История, поведанная ими, была мне знакома. У них похитили дочь; они считали, что она томилась в одной из горных пещер в дюжине миль от их хижины. Они не знали, какой человек или зверь сделал это грязное дело; о тварях, обитающих на той горе ходили необычные россказни. Они пришли к королю своей земли и он тщетно упрашивал всех своих рыцарей спасти деву; все они отказались от этого приключения; тогда он додумался написать мне об обиде, причинённой этим старикам и просил меня её исправить. Разволновавшись ещё больше, они воздели руки и принялись клясться, что никогда не бывало ни столь прекрасной, ни столь чистой девушки, как их дочь и отчего же святые позволили этому ужасу произойти с ней?
Естественно, я пожалел их. Но всё же мне казалось, что я обманулся и валлийские рыцари должны сами заниматься собственными великанами и драконами; поэтому, когда они наконец добрались до конца своей истории, грубо спросил;
— Почему со своими бедами вы пришли ко мне? Любой человек может найти вашу дочь, да и в вашем собственном краю много славных мужей.
Тут они вскричали, что я ошибаюсь и женщина принялась твердить: — Никто другой. Никто другой! НИКТО ДРУГОЙ! — что было полной чушью, ибо глупо и далеко от истины.
Всё это окончилось тем, что я велел им отправляться спать и хорошенько отдохнуть, и пообещал наутро отправиться вместе с ними назад и поглядеть, что можно сделать для спасения их дочери, хотя навряд ли она ещё жива; так что, пожелав им спокойной ночи, я приказал подбросить в очаг новых дров и принести немного пряного пива, подогретого по моему вкусу и начал читать о приключениях славного рыцаря Геркулеса, который был либо лучшим воином, либо лучшим лгуном, чем я мог надеяться стать. В конце концов я тоже отправился в тёплую постель, со взбаламученными чувствами ожидая, что же принесёт грядущий день.
На следующий день, под моросящим дождём, мы отправились в какой-то валлийский городок, название которого у меня никогда не получалось правильно выговорить.

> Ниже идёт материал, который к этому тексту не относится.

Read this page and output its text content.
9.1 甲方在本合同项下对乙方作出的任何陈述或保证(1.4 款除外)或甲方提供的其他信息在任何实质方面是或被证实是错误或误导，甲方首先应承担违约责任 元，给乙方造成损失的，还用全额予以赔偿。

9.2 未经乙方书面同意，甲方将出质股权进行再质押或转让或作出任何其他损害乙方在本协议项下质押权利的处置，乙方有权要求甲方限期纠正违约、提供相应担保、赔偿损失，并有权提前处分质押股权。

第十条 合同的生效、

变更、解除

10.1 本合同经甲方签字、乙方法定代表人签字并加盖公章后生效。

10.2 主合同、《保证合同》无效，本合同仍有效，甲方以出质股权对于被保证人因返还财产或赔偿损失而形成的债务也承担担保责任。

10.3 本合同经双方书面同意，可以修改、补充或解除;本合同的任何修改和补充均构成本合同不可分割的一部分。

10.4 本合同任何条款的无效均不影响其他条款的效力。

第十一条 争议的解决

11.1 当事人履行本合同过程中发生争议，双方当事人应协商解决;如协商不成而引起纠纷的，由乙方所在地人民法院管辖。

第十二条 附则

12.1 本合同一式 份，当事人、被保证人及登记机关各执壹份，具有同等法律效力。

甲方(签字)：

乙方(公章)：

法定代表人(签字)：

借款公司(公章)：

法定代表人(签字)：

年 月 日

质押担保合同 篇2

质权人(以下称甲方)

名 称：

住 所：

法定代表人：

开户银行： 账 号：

Старая дама и её муж медленно тащились впереди на двух унылых клячах, тогда как позади ехал я, на своём любимом скакуне.
Шерстяные и кожаные одежды, носимые под доспехами, были хорошенько прогреты и смазаны жиром, прежде чем я их надел, но день был холодным и в мгновение ока я продрог — особенно со спины. Так что я убивал время, декламируя латинские глаголы, что заставляло стариков вздрагивать и креститься, ибо они считали моё бормотание проклятиями и заклинаниями против дьявольских сил; и время от времени мой жеребец поднимался на дыбы и ржал, вероятно, тоскуя по тёплому стойлу и обильному корму, а, может и по другим вещам, но я сразу же заставлял его опускаться на все четыре копыта.
Вот так пять дней мы тащились через пустоши. Ночью мы засыпали, где могли, а днём ехали и мучились от холодного дождя. Я захватил немного золота и поэтому мог заплатить за лучшее, но даже это лучшее заставляло пожалеть о худшем, и то и дело я вздыхал по моему бархату и камину, доброму пиву и латинским манускриптам. Но этому всё же настал конец, и мы добрались до дома старика и его жены. Когда мы приехали туда, шёл дождь, и небо было мрачным и насупившимся; однако сквозь мглу я различал вдалеке тёмные горы, поросшие могучими деревьями и хранившие свои таинственные твердыни, где, предположительно, и находились их прекрасная дочь и неведомое чудовище, похитившее её из родительского дома.
Когда новости о нашем прибытии разошлись по этому маленькому городку, явились соседи, несомненно, чтобы поглазеть на Убийцу Великанов, но не знаю, разочаровал ли их мой вид; по крайней мере, они этого не сказали. Однако, раз я проделал это долгое пятидневное путешествие, чтобы свершить ещё один поразительный подвиг галантности, то с радостью сообщил этим простым людям, что хочу узнать об этой стране всё, что только можно, в особенности, про таившихся в ней чудовищ, как была похищена та юная дева и каким образом злодей проделал это (поскольку я обнаружил, что подобные предварительные расследования имеют огромную ценность для победы). Также я с радостью поручил нескольким простолюдинам тщательно обсушить мои доспехи и натереть их салом и маслом, а также растереть мои озябшие мышцы привезённом в золотом пузырьке из Святой земли особым маслом, приготовленным из сала, вываренного из великого святого при его мученичестве, что было мне очень приятно как в телесном, так и в религиозном смысле.